Auf der Familienfarm der „Alten Fasanerie“ in Lübars ist an diesem Freitag Ackerhelfertag. Er beginnt mit einer Runde Acker-Yoga, ein paar Dehn- und Atemübungen, bevor die freiwilligen Helfer*innen mit ihren Spaten die Erde lockern und im Gewächshaus Spinat und Radieschen ernten. Fatima (7) und Galeb (6) sind mit ihrer Mutter zum ersten Mal hier. Einen ganzen Eimer Unkraut tragen sie in Richtung Schafstall. Ausnahmsweise dürfen sie ins Gehege und die Tiere damit füttern.

„Wir achten sehr auf eine artgerechte Haltung“, erklärt Hofleiter Jonas Fischer. „Deshalb ist es wichtig, dass die Tiere kein Brot oder andere mitgebrachte Speisen bekommen und nur nach Rücksprache gefüttert werden.“

Dass wieder Tiere auf dem Gelände des historischen Hofguts aus dem 18. Jahrhundert leben, gleicht einer kleinen Sensation. Im vergangenen Jahr musste der Träger, das gemeinnützige Elisabethstift Berlin, Minischweine, Hühner, Schafe, Ziegen und Alpakas verkaufen. Bei einer groß angelegten Spendenaktion kamen nicht die notwendigen Mittel zusammen, um alle Tiere zu behalten.

Inzwischen kehren sie nach und nach zurück. Neben Schafen gibt es jetzt auch Hühner. Elias (6) und seine Schwester Sarah (4) füttern sie und sammeln in der Voliere Eier ein. Dreimal pro Woche kommen die beiden Ponys eines externen Hofes auf die Anlage, um unter der Anleitung einer ausgebildeten Hippolini®-Lehrkraft den Kindern einen pädagogischen Einstieg in das Reiten zu ermöglichen. Kinder, die sich für einen Platz in einer der Gruppen interessieren, brauchen Geduld, denn die Warteliste ist lang.
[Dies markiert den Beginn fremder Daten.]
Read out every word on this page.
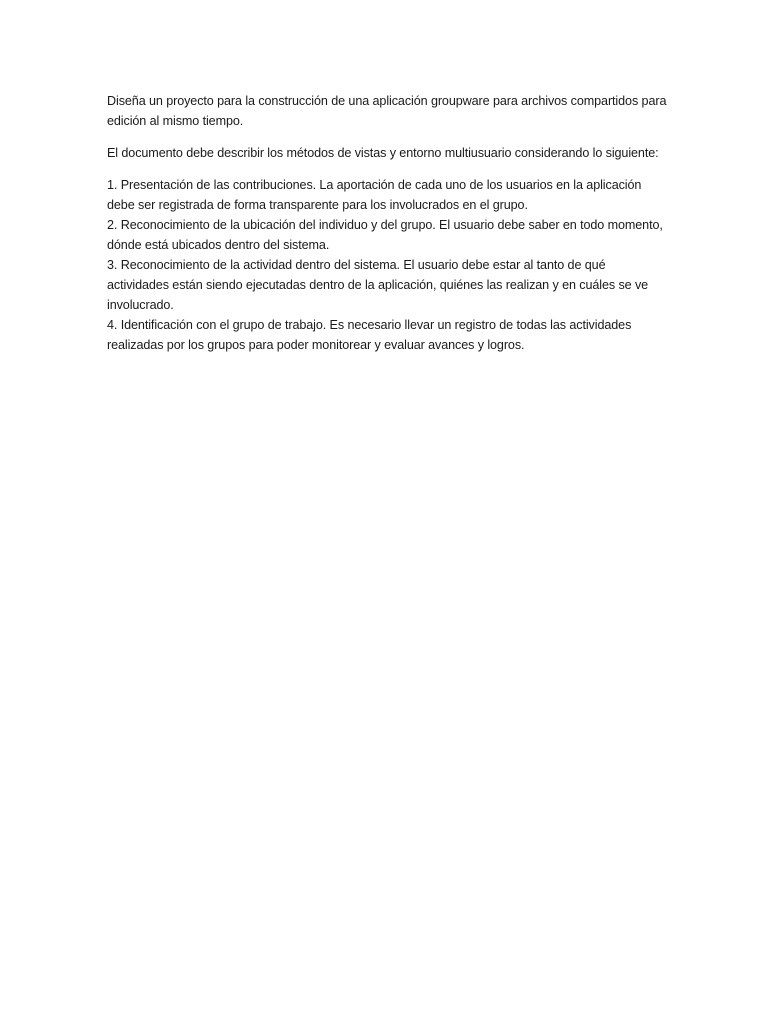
Diseña un proyecto para la construcción de una aplicación groupware para archivos compartidos para edición al mismo tiempo.

El documento debe describir los métodos de vistas y entorno multiusuario considerando lo siguiente:

1. Presentación de las contribuciones. La aportación de cada uno de los usuarios en la aplicación debe ser registrada de forma transparente para los involucrados en el grupo.
2. Reconocimiento de la ubicación del individuo y del grupo. El usuario debe saber en todo momento, dónde está ubicados dentro del sistema.
3. Reconocimiento de la actividad dentro del sistema. El usuario debe estar al tanto de qué actividades están siendo ejecutadas dentro de la aplicación, quiénes las realizan y en cuáles se ve involucrado.
4. Identificación con el grupo de trabajo. Es necesario llevar un registro de todas las actividades realizadas por los grupos para poder monitorear y evaluar avances y logros.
Doch die „Alte Fasanerie“ ist viel mehr als ein Streichelzoo. Sie will ein Begegnungsort sein für Menschen jeden Alters. „Gerade in Pandemie-Zeiten können wir an der frischen Luft in kleinen Gruppen viele Aktionen ermöglichen“, sagt Jonas Fischer. Er ist eigentlich Schauspieler und bot Feriencamps für Kinder an, bevor er im Januar die Leitung der Familienfarm übernahm. Auch in den Osterferien konnten zwei Camps stattfinden.

„Wir arbeiten auf dem Acker nach dem Prinzip der Permakultur, das sich natürliche Kreisläufe zunutze macht“, sagt er. „Alle Bereiche sollen organisch ineinandergreifen.“ So werden an den Ackertagen Ideen gesammelt, wie der geplante Natur­erlebnisort aussehen könnte. Im Gespräch sind ein Barfußpfad und ein Kletterpark. Für das neue Projekt sammelt Jonas Fischer in einer Crowdfundig-Kampagne Spenden.

Er ist überzeugt: Nur wenn Kinder die Zusammenhänge in der Natur begreifen, setzen sie sich als Erwachsene auch für ihren Schutz ein. Sie lernen respektvoll mit Tieren umzugehen und soziales Verhalten untereinander. Denn viele Aufgaben lassen sich nur im Team bewerkstelligen.